India proposes to add provisions on writeoffs, conversion of pending dues into shares, and fines for pesky calls in the new telecom legislation aimed at providing “a legal framework attuned to the realities of the 21st century”, according to a draft.
The Department of Telecommunications released the draft of the Indian Telecommunications Bill, 2022 on Wednesday. If passed, the proposed law will replace the existing regulatory framework for the sector under the Indian Telegraph Act,1885; the Wireless Telegraphy Act,1933 and the Telegraph Wires (Unlawful Possession) Act.

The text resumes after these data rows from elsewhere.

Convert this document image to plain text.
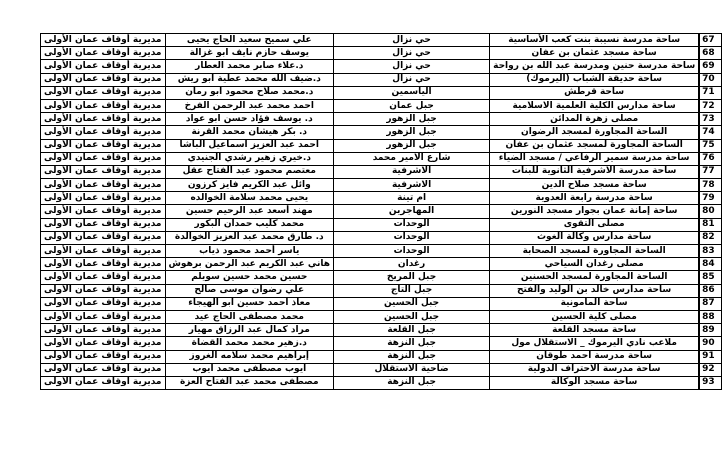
مديرية أوقاف عمان الأولى	علي سميح سعيد الحاج يحيى	حي نزال	ساحة مدرسة نسيبة بنت كعب الأساسية	67
مديرية أوقاف عمان الأولى	يوسف حازم نايف ابو غزالة	حي نزال	ساحة مسجد عثمان بن عفان	68
مديرية أوقاف عمان الأولى	د.علاء صابر محمد العطار	حي نزال	ساحة مدرسة حنين ومدرسة عبد الله بن رواحة	69
مديرية أوقاف عمان الأولى	د.ضيف الله محمد عطية ابو ريش	حي نزال	ساحة حديقة الشباب (اليرموك)	70
مديرية أوقاف عمان الأولى	د.محمد صلاح محمود ابو رمان	الياسمين	ساحة قرطش	71
مديرية أوقاف عمان الأولى	احمد محمد عبد الرحمن الفرخ	جبل عمان	ساحة مدارس الكلية العلمية الاسلامية	72
مديرية أوقاف عمان الأولى	د. يوسف فؤاد حسن ابو عواد	جبل الزهور	مصلى زهرة المدائن	73
مديرية أوقاف عمان الأولى	د. بكر هيشان محمد القرنة	جبل الزهور	الساحة المجاورة لمسجد الرضوان	74
مديرية أوقاف عمان الأولى	احمد عبد العزيز اسماعيل الباشا	جبل الزهور	الساحة المجاورة لمسجد عثمان بن عفان	75
مديرية أوقاف عمان الأولى	د.خيري زهير رشدي الجنيدي	شارع الامير محمد	ساحة مدرسة سمير الرفاعي / مسجد الضياء	76
مديرية أوقاف عمان الأولى	معتصم محمود عبد الفتاح عقل	الاشرفية	ساحة مدرسة الاشرفية الثانوية للبنات	77
مديرية أوقاف عمان الأولى	وائل عبد الكريم فايز كرزون	الاشرفية	ساحة مسجد صلاح الدين	78
مديرية أوقاف عمان الأولى	يحيى محمد سلامة الخوالده	ام تينة	ساحة مدرسة رابعة العدوية	79
مديرية أوقاف عمان الأولى	مهند أسعد عبد الرحيم حسين	المهاجرين	ساحة إمانة عمان بجوار مسجد النورين	80
مديرية أوقاف عمان الأولى	محمد كليب حمدان البكور	الوحدات	مصلى التقوى	81
مديرية أوقاف عمان الأولى	د. طارق محمد عبد العزيز الخوالدة	الوحدات	ساحة مدارس وكالة الغوث	82
مديرية أوقاف عمان الأولى	ياسر أحمد محمود ذياب	الوحدات	الساحة المجاورة لمسجد الصحابة	83
مديرية أوقاف عمان الأولى	هاني عبد الكريم عبد الرحمن برهوش	رغدان	مصلى رغدان السياحي	84
مديرية أوقاف عمان الأولى	حسين محمد حسين سويلم	جبل المريخ	الساحة المجاورة لمسجد الحسنين	85
مديرية أوقاف عمان الأولى	علي رضوان موسى صالح	جبل التاج	ساحة مدارس خالد بن الوليد والفتح	86
مديرية أوقاف عمان الأولى	معاذ احمد حسين ابو الهيجاء	جبل الحسين	ساحة المامونية	87
مديرية أوقاف عمان الأولى	محمد مصطفى الحاج عيد	جبل الحسين	مصلى كلية الحسين	88
مديرية أوقاف عمان الأولى	مراد كمال عبد الرزاق مهيار	جبل القلعة	ساحة مسجد القلعة	89
مديرية أوقاف عمان الأولى	د.زهير محمد محمد القضاة	جبل النزهة	ملاعب نادي اليرموك _ الاستقلال مول	90
مديرية أوقاف عمان الأولى	إبراهيم محمد سلامه الغروز	جبل النزهة	ساحة مدرسة احمد طوقان	91
مديرية أوقاف عمان الأولى	ايوب مصطفى محمد ايوب	ضاحية الاستقلال	ساحة مدرسة الاحتراف الدولية	92
مديرية أوقاف عمان الأولى	مصطفى محمد عبد الفتاح العزة	جبل النزهة	ساحة مسجد الوكالة	93
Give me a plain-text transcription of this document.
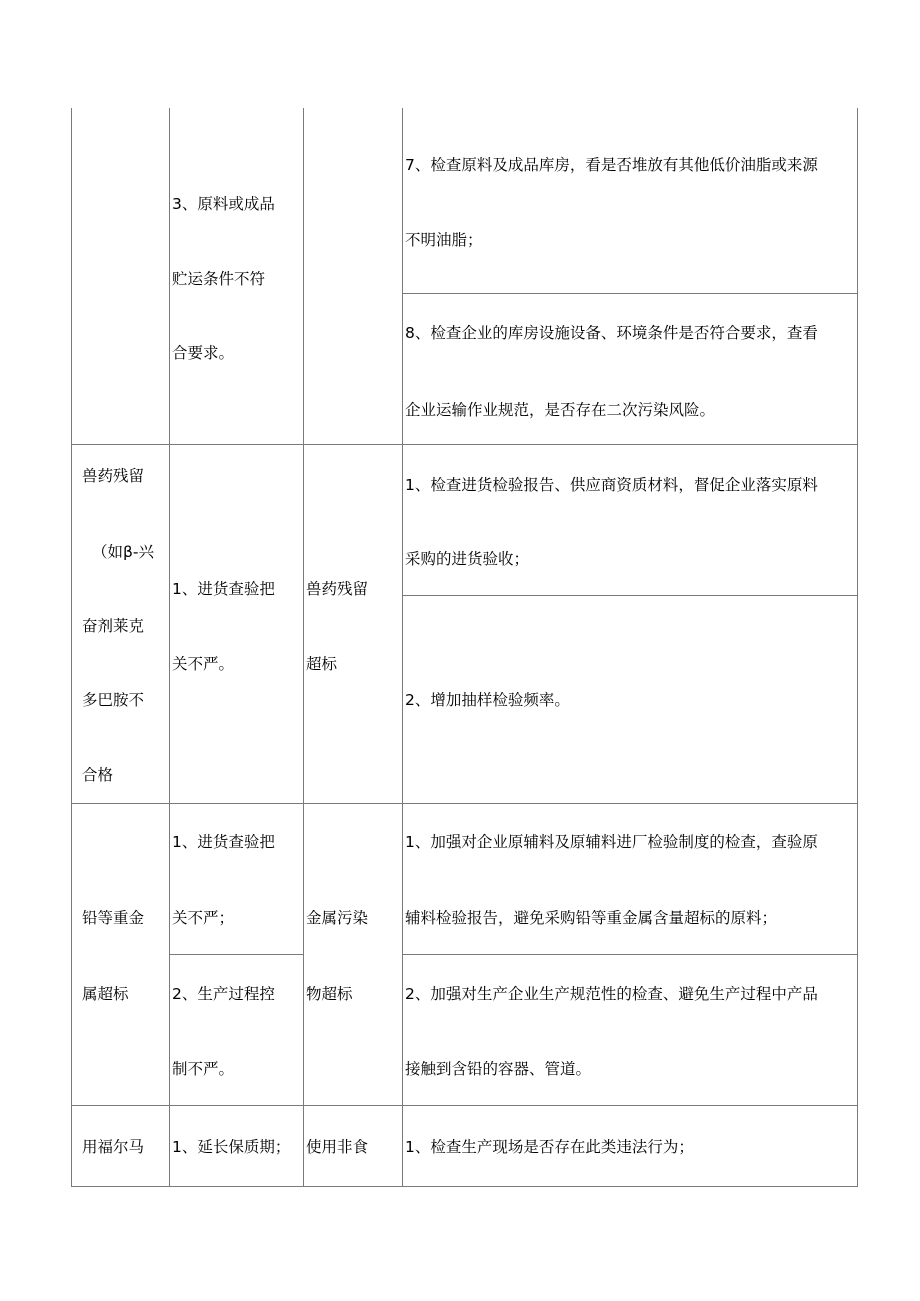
3、原料或成品
贮运条件不符
合要求。
7、检查原料及成品库房，看是否堆放有其他低价油脂或来源
不明油脂；
8、检查企业的库房设施设备、环境条件是否符合要求，查看
企业运输作业规范，是否存在二次污染风险。
兽药残留
（如β-兴
奋剂莱克
多巴胺不
合格
1、进货查验把
关不严。
兽药残留
超标
1、检查进货检验报告、供应商资质材料，督促企业落实原料
采购的进货验收；
2、增加抽样检验频率。
铅等重金
属超标
1、进货查验把
关不严；
2、生产过程控
制不严。
金属污染
物超标
1、加强对企业原辅料及原辅料进厂检验制度的检查，查验原
辅料检验报告，避免采购铅等重金属含量超标的原料；
2、加强对生产企业生产规范性的检查、避免生产过程中产品
接触到含铅的容器、管道。
用福尔马 1、延长保质期； 使用非食 1、检查生产现场是否存在此类违法行为；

Key Highlights Of The Bill
The draft includes 53 sections divided into 12 chapters, with proposed changes related to licensing processes; restructuring and insolvency; protection of users, among others.
The draft proposes to allow the central government to address defaults in payments by a licensee by:
Deferment of payments fully or partly.
Convert the full or partial amount of dues into shares in the licensee.
Write off the amounts in part of full or grant relief from payment of such amounts.
Relief can only be granted if the central government determines the existence of extraordinary circumstances for taking such measures.
The draft bill proposes only registration, and not a licence, to provide telecommunication infrastructure such as towers, lines and cable corridors.
The draft also contains provisions to prevent harassment of users; fines for violation of the ‘Do Not Disturb’ or for not taking prior consent before sending specified messages.
The central government had issued the consultation paper for the proposed legislation in July. The draft invites suggestions by Oct. 20.